How Fraud Perpetrators Conceal Their Illicit Activities
When employees commit fraud, they generally try to keep the schemes going as long as possible by concealing their activities from others. How successful thieves are at concealment depends largely on their identities, their roles within their organizations and the type of fraud they commit. To uncover potential fraud in your organization and prevent financial losses, it helps to familiarize yourself with common perpetrator characteristics and the methods occupational thieves use to conceal their crimes.
Identity and fraud
Every two years, the Association of Certified Fraud Examiners (ACFE) releases a comprehensive study on occupational fraud based on real-life incidents. The most recent report, Occupational Fraud 2024: A Report to the Nations finds that while most fraud is committed by employees and managers, schemes involving company leaders are the most costly. Employees are responsible for median losses of $60,000, managers for median losses of $184,000, and owners and executives for $500,000 in median losses. Gender, tenure, education level and age also matter. Men, long-tenured employees, workers with a college degree or higher, and individuals over age 50 are all associated with more costly fraud schemes.
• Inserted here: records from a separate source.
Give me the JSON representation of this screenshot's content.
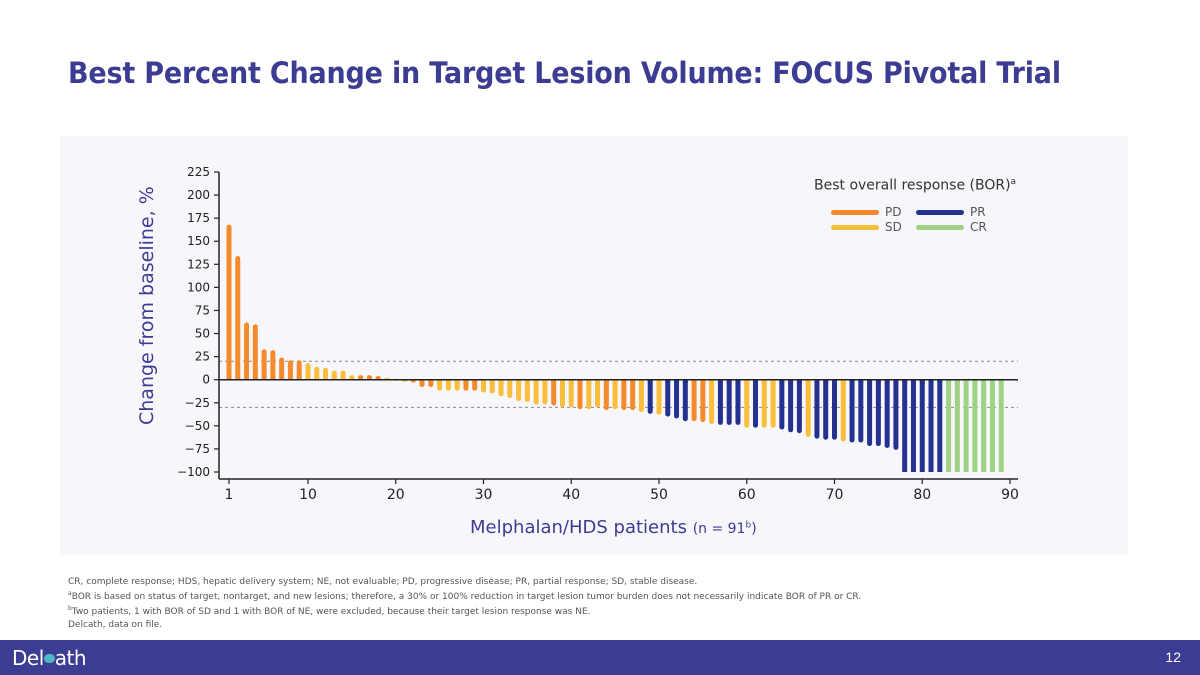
{
  "slide": {
    "title": "Best Percent Change in Target Lesion Volume: FOCUS Pivotal Trial",
    "page_number": "12",
    "logo_text_left": "Del",
    "logo_text_right": "ath",
    "footnotes": [
      "CR, complete response; HDS, hepatic delivery system; NE, not evaluable; PD, progressive disease; PR, partial response; SD, stable disease.",
      {
        "sup": "a",
        "text": "BOR is based on status of target, nontarget, and new lesions; therefore, a 30% or 100% reduction in target lesion tumor burden does not necessarily indicate BOR of PR or CR."
      },
      {
        "sup": "b",
        "text": "Two patients, 1 with BOR of SD and 1 with BOR of NE, were excluded, because their target lesion response was NE."
      },
      "Delcath, data on file."
    ]
  },
  "chart_data": {
    "type": "bar",
    "title": "Best Percent Change in Target Lesion Volume: FOCUS Pivotal Trial",
    "ylabel": "Change from baseline, %",
    "xlabel": "Melphalan/HDS patients",
    "xlabel_suffix": "(n = 91",
    "xlabel_suffix_sup": "b",
    "xlabel_suffix_end": ")",
    "ylim": [
      -100,
      225
    ],
    "yticks": [
      225,
      200,
      175,
      150,
      125,
      100,
      75,
      50,
      25,
      0,
      -25,
      -50,
      -75,
      -100
    ],
    "ytick_labels": [
      "225",
      "200",
      "175",
      "150",
      "125",
      "100",
      "75",
      "50",
      "25",
      "0",
      "−25",
      "−50",
      "−75",
      "−100"
    ],
    "xlim": [
      1,
      90
    ],
    "xticks": [
      1,
      10,
      20,
      30,
      40,
      50,
      60,
      70,
      80,
      90
    ],
    "reference_lines": [
      20,
      -30
    ],
    "legend": {
      "title": "Best overall response (BOR)",
      "title_sup": "a",
      "placement": "top-right",
      "entries": [
        {
          "key": "PD",
          "label": "PD",
          "color": "#f58a2d"
        },
        {
          "key": "PR",
          "label": "PR",
          "color": "#24318f"
        },
        {
          "key": "SD",
          "label": "SD",
          "color": "#fbbd3c"
        },
        {
          "key": "CR",
          "label": "CR",
          "color": "#9fd383"
        }
      ]
    },
    "colors": {
      "PD": "#f58a2d",
      "SD": "#fbbd3c",
      "PR": "#24318f",
      "CR": "#9fd383"
    },
    "bars": [
      {
        "x": 1,
        "value": 168,
        "bor": "PD"
      },
      {
        "x": 2,
        "value": 134,
        "bor": "PD"
      },
      {
        "x": 3,
        "value": 62,
        "bor": "PD"
      },
      {
        "x": 4,
        "value": 60,
        "bor": "PD"
      },
      {
        "x": 5,
        "value": 33,
        "bor": "PD"
      },
      {
        "x": 6,
        "value": 32,
        "bor": "PD"
      },
      {
        "x": 7,
        "value": 24,
        "bor": "PD"
      },
      {
        "x": 8,
        "value": 21,
        "bor": "PD"
      },
      {
        "x": 9,
        "value": 21,
        "bor": "PD"
      },
      {
        "x": 10,
        "value": 18,
        "bor": "SD"
      },
      {
        "x": 11,
        "value": 14,
        "bor": "SD"
      },
      {
        "x": 12,
        "value": 13,
        "bor": "SD"
      },
      {
        "x": 13,
        "value": 10,
        "bor": "SD"
      },
      {
        "x": 14,
        "value": 10,
        "bor": "SD"
      },
      {
        "x": 15,
        "value": 5,
        "bor": "SD"
      },
      {
        "x": 16,
        "value": 5,
        "bor": "PD"
      },
      {
        "x": 17,
        "value": 5,
        "bor": "PD"
      },
      {
        "x": 18,
        "value": 4,
        "bor": "PD"
      },
      {
        "x": 19,
        "value": 2,
        "bor": "SD"
      },
      {
        "x": 20,
        "value": 1,
        "bor": "SD"
      },
      {
        "x": 21,
        "value": -2,
        "bor": "SD"
      },
      {
        "x": 22,
        "value": -3,
        "bor": "PD"
      },
      {
        "x": 23,
        "value": -8,
        "bor": "PD"
      },
      {
        "x": 24,
        "value": -8,
        "bor": "PD"
      },
      {
        "x": 25,
        "value": -12,
        "bor": "SD"
      },
      {
        "x": 26,
        "value": -12,
        "bor": "SD"
      },
      {
        "x": 27,
        "value": -12,
        "bor": "SD"
      },
      {
        "x": 28,
        "value": -12,
        "bor": "PD"
      },
      {
        "x": 29,
        "value": -12,
        "bor": "PD"
      },
      {
        "x": 30,
        "value": -14,
        "bor": "SD"
      },
      {
        "x": 31,
        "value": -15,
        "bor": "SD"
      },
      {
        "x": 32,
        "value": -18,
        "bor": "SD"
      },
      {
        "x": 33,
        "value": -20,
        "bor": "SD"
      },
      {
        "x": 34,
        "value": -23,
        "bor": "SD"
      },
      {
        "x": 35,
        "value": -24,
        "bor": "SD"
      },
      {
        "x": 36,
        "value": -27,
        "bor": "SD"
      },
      {
        "x": 37,
        "value": -27,
        "bor": "SD"
      },
      {
        "x": 38,
        "value": -28,
        "bor": "PD"
      },
      {
        "x": 39,
        "value": -30,
        "bor": "SD"
      },
      {
        "x": 40,
        "value": -30,
        "bor": "SD"
      },
      {
        "x": 41,
        "value": -32,
        "bor": "PD"
      },
      {
        "x": 42,
        "value": -32,
        "bor": "SD"
      },
      {
        "x": 43,
        "value": -30,
        "bor": "SD"
      },
      {
        "x": 44,
        "value": -33,
        "bor": "PD"
      },
      {
        "x": 45,
        "value": -32,
        "bor": "SD"
      },
      {
        "x": 46,
        "value": -33,
        "bor": "PD"
      },
      {
        "x": 47,
        "value": -33,
        "bor": "PD"
      },
      {
        "x": 48,
        "value": -35,
        "bor": "SD"
      },
      {
        "x": 49,
        "value": -37,
        "bor": "PR"
      },
      {
        "x": 50,
        "value": -38,
        "bor": "SD"
      },
      {
        "x": 51,
        "value": -40,
        "bor": "PR"
      },
      {
        "x": 52,
        "value": -42,
        "bor": "PR"
      },
      {
        "x": 53,
        "value": -45,
        "bor": "PR"
      },
      {
        "x": 54,
        "value": -45,
        "bor": "PD"
      },
      {
        "x": 55,
        "value": -46,
        "bor": "PD"
      },
      {
        "x": 56,
        "value": -48,
        "bor": "SD"
      },
      {
        "x": 57,
        "value": -49,
        "bor": "PR"
      },
      {
        "x": 58,
        "value": -49,
        "bor": "PR"
      },
      {
        "x": 59,
        "value": -49,
        "bor": "PR"
      },
      {
        "x": 60,
        "value": -52,
        "bor": "SD"
      },
      {
        "x": 61,
        "value": -52,
        "bor": "PR"
      },
      {
        "x": 62,
        "value": -52,
        "bor": "SD"
      },
      {
        "x": 63,
        "value": -52,
        "bor": "SD"
      },
      {
        "x": 64,
        "value": -54,
        "bor": "PR"
      },
      {
        "x": 65,
        "value": -57,
        "bor": "PR"
      },
      {
        "x": 66,
        "value": -58,
        "bor": "PR"
      },
      {
        "x": 67,
        "value": -62,
        "bor": "SD"
      },
      {
        "x": 68,
        "value": -64,
        "bor": "PR"
      },
      {
        "x": 69,
        "value": -65,
        "bor": "PR"
      },
      {
        "x": 70,
        "value": -65,
        "bor": "PR"
      },
      {
        "x": 71,
        "value": -67,
        "bor": "SD"
      },
      {
        "x": 72,
        "value": -68,
        "bor": "PR"
      },
      {
        "x": 73,
        "value": -68,
        "bor": "PR"
      },
      {
        "x": 74,
        "value": -72,
        "bor": "PR"
      },
      {
        "x": 75,
        "value": -72,
        "bor": "PR"
      },
      {
        "x": 76,
        "value": -74,
        "bor": "PR"
      },
      {
        "x": 77,
        "value": -76,
        "bor": "PR"
      },
      {
        "x": 78,
        "value": -100,
        "bor": "PR"
      },
      {
        "x": 79,
        "value": -100,
        "bor": "PR"
      },
      {
        "x": 80,
        "value": -100,
        "bor": "PR"
      },
      {
        "x": 81,
        "value": -100,
        "bor": "PR"
      },
      {
        "x": 82,
        "value": -100,
        "bor": "PR"
      },
      {
        "x": 83,
        "value": -100,
        "bor": "CR"
      },
      {
        "x": 84,
        "value": -100,
        "bor": "CR"
      },
      {
        "x": 85,
        "value": -100,
        "bor": "CR"
      },
      {
        "x": 86,
        "value": -100,
        "bor": "CR"
      },
      {
        "x": 87,
        "value": -100,
        "bor": "CR"
      },
      {
        "x": 88,
        "value": -100,
        "bor": "CR"
      },
      {
        "x": 89,
        "value": -100,
        "bor": "CR"
      }
    ]
  }
}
It’s important to stress that employees who match characteristics of the typical or most costly fraud perpetrators aren’t necessarily going to commit and conceal fraud. However, keeping fraud statistics in mind can help your organization implement safeguards and monitor workers for illicit activities.
Physical documents
The ACFE report found that 89% of fraud incidents involve some form of concealment. In 41% of cases, fraudsters create or change physical documents. Since many internal controls require paperwork, it’s easy to see why perpetrators would need to alter or create physical documents to cover their tracks. Some employees, such as executives, are in a better position to alter documents and then prevent rank-and-file employees from asking questions.
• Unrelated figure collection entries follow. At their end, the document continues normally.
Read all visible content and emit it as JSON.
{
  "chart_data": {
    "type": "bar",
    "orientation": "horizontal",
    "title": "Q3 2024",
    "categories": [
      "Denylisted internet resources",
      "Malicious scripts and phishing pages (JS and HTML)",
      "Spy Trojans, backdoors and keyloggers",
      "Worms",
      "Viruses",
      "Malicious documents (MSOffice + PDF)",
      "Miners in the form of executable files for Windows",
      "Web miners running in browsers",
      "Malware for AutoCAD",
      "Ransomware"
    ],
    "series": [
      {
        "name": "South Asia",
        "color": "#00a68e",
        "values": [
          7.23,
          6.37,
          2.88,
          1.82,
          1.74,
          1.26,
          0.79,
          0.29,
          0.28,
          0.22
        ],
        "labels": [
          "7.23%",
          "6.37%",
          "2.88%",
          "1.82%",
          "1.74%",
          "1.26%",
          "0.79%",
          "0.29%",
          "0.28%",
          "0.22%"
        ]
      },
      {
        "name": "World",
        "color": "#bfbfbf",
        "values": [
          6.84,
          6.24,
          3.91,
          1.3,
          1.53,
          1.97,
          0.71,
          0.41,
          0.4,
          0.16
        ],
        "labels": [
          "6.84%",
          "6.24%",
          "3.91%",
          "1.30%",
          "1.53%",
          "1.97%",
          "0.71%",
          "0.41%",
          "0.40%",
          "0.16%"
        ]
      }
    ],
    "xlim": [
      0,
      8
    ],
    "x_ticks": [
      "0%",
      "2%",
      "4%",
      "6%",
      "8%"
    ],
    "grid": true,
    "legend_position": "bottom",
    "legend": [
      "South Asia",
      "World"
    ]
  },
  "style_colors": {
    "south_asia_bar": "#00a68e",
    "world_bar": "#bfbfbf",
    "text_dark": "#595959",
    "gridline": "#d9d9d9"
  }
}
But if employees encounter unusual or suspicious documents, they can’t simply dismiss them. Typos, font differences and calculation errors are all red flags that merit a closer look. Be sure workers know they can come to you. Or offer them a tipline or web portal to anonymously report fraud suspicions.
Occupational fraudsters also destroy or withhold physical documents (23% of cases) to conceal theft. To help combat such concealment, establish checklists that stipulate documents that must be present to support or approve every financial transaction. Missing documents should be flagged and transactions should be denied until they materialize. Be sure to track every incidence of missing documents to spot patterns and help uncover potential fraud.
Electronic files
Thieves often create or alter electronic documents (31% and 28% of cases, respectively), too. Employees tasked with reviewing transactions and supporting digital documents should receive training on how to examine an electronic document’s properties for non-authorized use. Depending on the software package, such investigations can help reveal a document’s author, creation date and number of revisions.
Obviously, if you find an accounting document authored or updated by a non-accounting employee or member of management, you should ask questions. However, don’t try to recover any deleted files. If you suspect fraud, contact a forensic accountant to perform computer forensic tasks.